Nearly half a million Russian soldiers have been killed in Ukraine since 2022 — a death toll exceeding total American losses in World War II — the head of Britain’s top intelligence agency said Wednesday, relaying one of the highest fatality figures any Western government has put on Russia’s war in Ukraine yet.
Russia is now losing roughly 1,000 troops a day in killed and wounded along the front, according to Ukraine’s General Staff.
Western officials are reaching a consensus that Ukraine has gained a serious edge on the battlefield for the first time in years as Russia struggles to break through Ukraine’s multilayer air defense or stand up to Kyiv’s growing arsenal and strengthening counteroffensive.
“[Russian President Vladimir] Putin is going backwards on the battlefield, with new intelligence showing that almost half a million Russian soldiers have been killed since the conflict began,” the UK’s GCHQ intelligence director Anne Keast-Butler said Wednesday.
Until now, Western governments have hedged on Russia’s total losses, citing only a combined killed-and-wounded of around 1.2 million by late 2025.

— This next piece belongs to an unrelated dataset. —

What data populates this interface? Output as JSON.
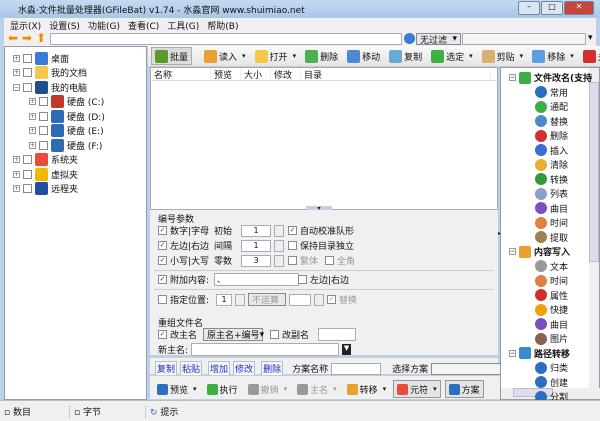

The new figure recasts that picture: If nearly half a million Russian troops are dead, hundreds of thousands more are almost certainly wounded — and Moscow’s real casualty cost is far steeper.
The disclosure hardens a growing consensus: Russia is on its heels for the first time since the war’s opening months.
Russian battlefield gains are “approaching net zero” as Ukrainian forces are beginning to break out of the positional warfare that has gripped the front since 2023, the Institute for the Study of War concluded this week, after Russia lost 116 square kilometers of Ukrainian territory in April — the first net territorial loss in 20 months.
“This should now be regarded as an official estimate given its source,” Michael Clarke, former director-general of the Royal United Services Institute, told CBS News.
The real toll “might well be higher” because Russian forces are “so neglectful of their front line wounded,” Clarke said.
The figure broadly tracks an earlier Dutch military intelligence assessment that put Russian “permanent losses” at roughly 1.2 million, including more than 500,000 killed.
It runs well above the floor that independent Russian investigators have documented: more than 108,000 Russian war dead individually named through open-source reporting and an extrapolated minimum of around 350,000, according to Meduza.
U.S. intelligence agencies have not publicly endorsed a Russian fatality-specific estimate of their own, but the Office of the Director of National Intelligence assessed in March 2025 that Russia had suffered more than 750,000 killed and wounded.
Britain’s new estimate, covering only the dead, suggests Russia’s total casualty bill now runs far higher than either U.S. assessment noted.
Ukraine’s General Staff has put cumulative Russian losses higher still, at roughly 1.36 million killed and wounded.
The Russian casualty count came up during a broader discussion about Russian hybrid operations targeting the UK, including cyberattacks on critical infrastructure, sabotage attempts and efforts to smuggle Western technology to Moscow’s defense industry, according to British intelligence.
GCHQ is “working tirelessly with intelligence and defence partners to degrade and reduce the Russian threat,” Keast-Butler said.
For now, Moscow is replacing those losses through a recruiting machine built on cash signing bonuses, prisoner conscription and waves of North Korean troops dispatched by Pyongyang to backstop the front, allowing Putin to avoid the politically costly second mobilization wave that destabilized his rule in late 2022, experts have said.
Despite the toll, Russian forces remain on the offensive across Donetsk and Zaporizhzhia and continue to fire massed missile-and-drone salvos at Ukrainian cities, with Moscow recently warning foreign diplomats to leave Kyiv ahead of what it called “systemic and sustained” strikes on decision-making centers.
But the trade is becoming visibly unfavorable.
Russia ground its way through more than a year of combat to capture Pokrovsk in late 2025, an advance the Center for Strategic and International Studies assessed was slower than Allied progress at the Battle of the Somme.
U.S. Secretary of State Marco Rubio said earlier this month that Russia is losing roughly five soldiers for every Ukrainian casualty — a ratio that, if accurate, suggests the Kremlin is paying far more per square mile of captured ground than during any earlier phase of the more than four-year war.
“The Ukrainian armed forces are the strongest, most powerful armed forces in all of Europe,” Rubio said earlier this month.